A conspiracy to monopolize claim is similar to an attempt to monopolize action. Hunt-Wesson, supra, 627 F.2d at 926. As with the attempt claim, summary judgment will be entered for defendants unless plaintiff can show defendants' actions had an anticompetitive effect.
IT IS SO ORDERED.
NOTES
[1]  Plaintiff acknowledges that steam is being produced and sold on its property, but contends that it is not developed to its full capacity.
[2]  This Court acknowledges that an indirect effect on prices may be enough to trigger a per se price-fixing violation. See General Cinema Corp. v. Buena Vista Distrib. Co., 532 F. Supp. 1244, 1257 (C.D.Cal.1982). Here, however, any effect on price (or competition), whether direct or indirect, is in question.

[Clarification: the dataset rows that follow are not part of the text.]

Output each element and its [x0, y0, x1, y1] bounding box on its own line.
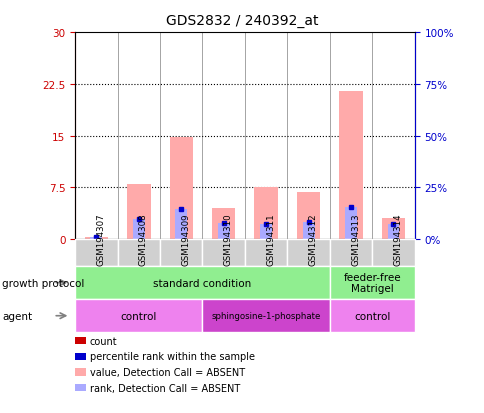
Text: GSM194314: GSM194314 [393, 213, 402, 266]
Bar [339, 92, 362, 240]
Text: agent: agent [2, 311, 32, 321]
Text: sphingosine-1-phosphate: sphingosine-1-phosphate [211, 311, 320, 320]
Text: GSM194310: GSM194310 [223, 213, 232, 266]
Bar [387, 224, 398, 240]
Text: GSM194312: GSM194312 [308, 213, 317, 266]
Bar [302, 222, 314, 240]
Bar [296, 193, 319, 240]
Text: GSM194308: GSM194308 [138, 213, 148, 266]
Bar [254, 188, 277, 240]
Text: feeder-free
Matrigel: feeder-free Matrigel [343, 272, 400, 294]
Bar [90, 237, 102, 240]
Text: value, Detection Call = ABSENT: value, Detection Call = ABSENT [90, 367, 244, 377]
Bar [217, 223, 229, 240]
Bar [212, 209, 235, 240]
Bar [133, 220, 144, 240]
Bar [127, 185, 150, 240]
Bar [259, 224, 272, 240]
Text: count: count [90, 336, 117, 346]
Bar [85, 237, 108, 240]
Text: GSM194311: GSM194311 [266, 213, 274, 266]
Bar [169, 138, 193, 240]
Text: percentile rank within the sample: percentile rank within the sample [90, 351, 254, 361]
Text: GSM194307: GSM194307 [96, 213, 105, 266]
Text: control: control [353, 311, 390, 321]
Text: standard condition: standard condition [153, 278, 251, 288]
Text: GSM194313: GSM194313 [350, 213, 359, 266]
Text: GSM194309: GSM194309 [181, 213, 190, 266]
Bar [381, 219, 404, 240]
Text: control: control [121, 311, 157, 321]
Text: GDS2832 / 240392_at: GDS2832 / 240392_at [166, 14, 318, 28]
Text: growth protocol: growth protocol [2, 278, 85, 288]
Text: rank, Detection Call = ABSENT: rank, Detection Call = ABSENT [90, 383, 240, 393]
Bar [344, 207, 356, 240]
Bar [175, 210, 187, 240]
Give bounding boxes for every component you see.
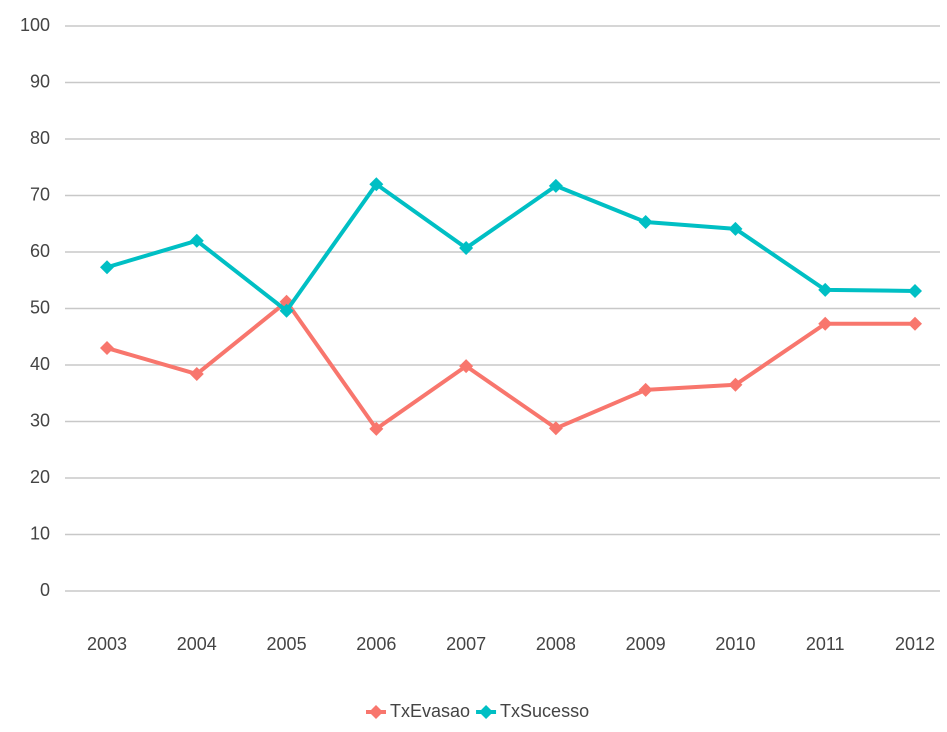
x-tick-label: 2006 [356,634,396,654]
y-tick-label: 90 [30,71,50,91]
y-tick-label: 30 [30,410,50,430]
data-point [459,359,474,374]
data-point [638,215,653,230]
data-point [189,367,204,382]
x-tick-label: 2004 [177,634,217,654]
data-point [908,316,922,331]
x-tick-label: 2011 [806,634,845,654]
y-tick-label: 40 [30,354,50,374]
x-tick-label: 2008 [536,634,576,654]
data-point [908,283,922,298]
y-tick-label: 0 [40,580,50,600]
legend-label: TxSucesso [500,701,589,721]
data-point [459,241,474,256]
data-point [369,421,384,436]
series-line [106,182,916,313]
y-tick-label: 100 [20,15,50,35]
x-tick-label: 2012 [895,634,935,654]
data-point [548,421,563,436]
data-point [369,177,384,192]
y-tick-label: 20 [30,467,50,487]
y-tick-label: 70 [30,184,50,204]
data-point [100,341,114,356]
data-point [818,282,833,297]
y-tick-label: 60 [30,241,50,261]
y-tick-label: 50 [30,297,50,317]
data-point [189,233,204,248]
data-point [279,303,294,318]
data-point [638,382,653,397]
x-tick-label: 2003 [87,634,127,654]
x-tick-label: 2007 [446,634,486,654]
data-point [548,178,563,193]
y-tick-label: 80 [30,128,50,148]
x-tick-label: 2005 [267,634,307,654]
x-tick-label: 2010 [715,634,755,654]
data-point [818,316,833,331]
legend-label: TxEvasao [390,701,470,721]
series-line [106,299,915,431]
y-tick-label: 10 [30,523,50,543]
data-point [728,377,743,392]
data-point [100,260,114,275]
x-tick-label: 2009 [626,634,666,654]
data-point [728,221,743,236]
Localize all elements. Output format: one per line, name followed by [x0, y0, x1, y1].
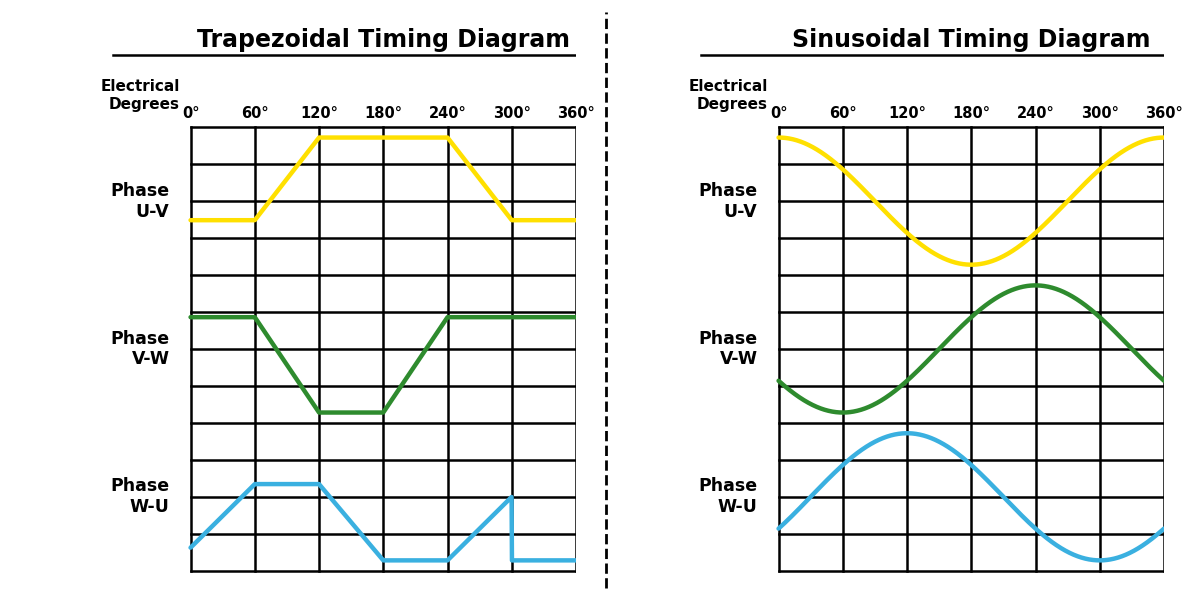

[3]  While it appears to this Court that plaintiff's action originally alleged a conspiracy to suppress the production of steam which impaired the price ("competitive processes") of steam, this Court will consider plaintiff's recent allegation of an effect on steam lands as well.
[4]  The required proof is usually accomplished through expert witnesses. The Court, therefore, does not envision the trial of this severed issue requiring a great deal of time.
[5]  A third element of a § 2 monopolization claim may be "causal `antitrust injury.'" Hunt-Wesson Foods, Inc. v. Ragu Foods, Inc., 627 F.2d 919, 924 (9th Cir.1980).
[6]  This result is reached because proof of a § 1 violation may allow intent and dangerous probability of success to be inferred. Inglis, 668 F.2d at 1029 n. 11; Janich Brothers, Inc. v. American Distilling Co., 570 F.2d 848, 854 (9th Cir.1977), cert. denied, 439 U.S. 829, 99 S. Ct. 103, 58 L. Ed. 2d 122 (1978).